Day five of our cruise is drawing to a close, after visiting Post Office Bay on Isla Floreana and snorkeling away the better part of the day. It’s time for our last excursion onto land, this time at Punta Cormorant in search of the American Flamingo. It’s already around 3 pm when we arrive on the shore, removing our shoes for a quick water landing and wading the last few feet to the beach. A trail leads us from this beach inland, past the now familiar Palo Santo trees and dry brush. We walk though the volcanic hills, home to the now familiar lava lizards, finches, mockingbirds, and land iguanas. Then it winds down to the edge of a long, flat marsh, where the flamingos live.
The viewing area is fenced off from the rest of the marsh, and today the flamingos have decided to graze all the way on the other side of the marsh, half a mile away. They’re nothing but pink dots on the horizon, and even with my camera’s zoom I can’t see much detail. Someone in our group was smart and brought birding binoculars, so we pass them around. Using these I can make out the birds, standing on one leg, gracefully dipping their heads along the water’s surface to feed. I try to take a picture with the camera pressed to the binocular lens, but no luck. Sometimes this happens; in the Galapagos and elsewhere, nature does what she pleases and not what we want. But that’s part of the thrill.

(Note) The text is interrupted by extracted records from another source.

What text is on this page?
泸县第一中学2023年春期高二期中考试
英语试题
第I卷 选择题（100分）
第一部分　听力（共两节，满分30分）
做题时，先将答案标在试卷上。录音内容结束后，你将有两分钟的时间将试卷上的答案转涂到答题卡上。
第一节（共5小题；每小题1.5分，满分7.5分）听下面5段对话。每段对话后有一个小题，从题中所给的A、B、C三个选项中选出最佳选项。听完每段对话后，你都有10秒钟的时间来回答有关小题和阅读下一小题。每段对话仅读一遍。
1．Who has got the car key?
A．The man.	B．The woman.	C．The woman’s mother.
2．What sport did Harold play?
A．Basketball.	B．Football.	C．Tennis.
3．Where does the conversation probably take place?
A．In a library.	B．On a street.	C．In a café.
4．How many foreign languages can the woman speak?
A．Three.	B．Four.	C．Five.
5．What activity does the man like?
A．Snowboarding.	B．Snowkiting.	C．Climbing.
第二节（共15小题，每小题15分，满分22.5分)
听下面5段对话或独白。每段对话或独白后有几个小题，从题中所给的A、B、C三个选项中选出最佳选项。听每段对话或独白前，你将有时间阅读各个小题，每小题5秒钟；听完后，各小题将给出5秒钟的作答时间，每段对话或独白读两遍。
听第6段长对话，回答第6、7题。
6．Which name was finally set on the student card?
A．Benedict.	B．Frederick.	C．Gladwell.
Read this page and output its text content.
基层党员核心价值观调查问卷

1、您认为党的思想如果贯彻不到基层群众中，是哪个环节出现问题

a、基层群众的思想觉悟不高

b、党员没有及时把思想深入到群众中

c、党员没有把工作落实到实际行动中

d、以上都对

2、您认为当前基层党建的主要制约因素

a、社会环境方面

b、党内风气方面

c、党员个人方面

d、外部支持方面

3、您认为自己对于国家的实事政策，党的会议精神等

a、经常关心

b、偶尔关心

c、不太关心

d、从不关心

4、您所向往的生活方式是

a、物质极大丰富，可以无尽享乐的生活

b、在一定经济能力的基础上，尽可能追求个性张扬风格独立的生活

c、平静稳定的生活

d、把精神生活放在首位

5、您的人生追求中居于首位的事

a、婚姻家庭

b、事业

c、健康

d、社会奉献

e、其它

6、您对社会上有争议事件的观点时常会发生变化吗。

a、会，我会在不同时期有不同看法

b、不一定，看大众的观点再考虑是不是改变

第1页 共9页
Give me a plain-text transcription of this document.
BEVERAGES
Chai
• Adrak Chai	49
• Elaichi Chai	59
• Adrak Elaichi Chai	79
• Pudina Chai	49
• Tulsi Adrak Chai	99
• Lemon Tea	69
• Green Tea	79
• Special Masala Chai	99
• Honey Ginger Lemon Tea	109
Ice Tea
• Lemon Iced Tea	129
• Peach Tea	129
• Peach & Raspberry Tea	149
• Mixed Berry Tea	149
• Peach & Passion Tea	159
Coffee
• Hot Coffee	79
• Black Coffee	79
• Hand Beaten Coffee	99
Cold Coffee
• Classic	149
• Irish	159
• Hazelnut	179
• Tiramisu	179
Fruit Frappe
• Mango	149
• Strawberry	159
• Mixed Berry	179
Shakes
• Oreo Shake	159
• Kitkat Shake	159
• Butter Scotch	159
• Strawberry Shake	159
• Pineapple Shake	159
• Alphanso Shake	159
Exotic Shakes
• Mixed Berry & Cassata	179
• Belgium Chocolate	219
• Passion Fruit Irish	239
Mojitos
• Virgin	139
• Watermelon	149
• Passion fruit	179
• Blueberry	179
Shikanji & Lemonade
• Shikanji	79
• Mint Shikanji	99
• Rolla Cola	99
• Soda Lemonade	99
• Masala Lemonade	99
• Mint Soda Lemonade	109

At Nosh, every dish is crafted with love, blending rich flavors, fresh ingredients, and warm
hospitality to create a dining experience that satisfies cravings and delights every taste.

After squinting at the flamingos for several minutes, the guide leads us on a continuation of the trail in a pass between the hills. We emerge into a sandy white bay, the kind that we’ve seen all over the Galapagos. Our guide asks us to walk only on the shore, and not on the dry sand or in the surf. The former is a routine request, because sea turtles nest on these beaches and a single misstep could crush a whole nest. But the latter request to stay out of the water is new. Our guide leads us to the water’s edge to show us why: stingrays and skates, dozens of them, cling to the sand under the pounding surf. Occasionally a rough wave will dislodge one, sending it swimming off in search of a calmer part of the beach.
We’re turned loose to explore the beach, and Stoytcho makes a game of burying his feet in the loose wet quicksand at the water’s edge. Then the two of us walk over to the tidepools, where we meet with Sally Lightfoot crabs, anemones, and a sea cucumber. We’ve spent so much time snorkeling and chasing the rare megafauna of the Galapagos that we haven’t had a chance to explore life on the rocky shoreline. Between the animal life and the algae on the rocks, it reminds me of California and many other Pacific Coast beaches.
Finally, it’s time to head back to the cruise ship one last time. Our guide calls to us, and we straggle back along the trail to our boat, stopping often to take pictures of the scenery and the sky. The sun is low now, a brilliantly blazing ball of orange in the sky, overshadowing everything else. In the distance, we can make out old fumaroles and volcanic vents, once molten hot and orange of their own accord, now still and dark against the horizon.
Our feet meet the soft sand of the beach one last time, and just before we board the boat, someone asks if Stoytcho and I want a photo together. So with lifevests donned and and bare feet, we pose for our photo.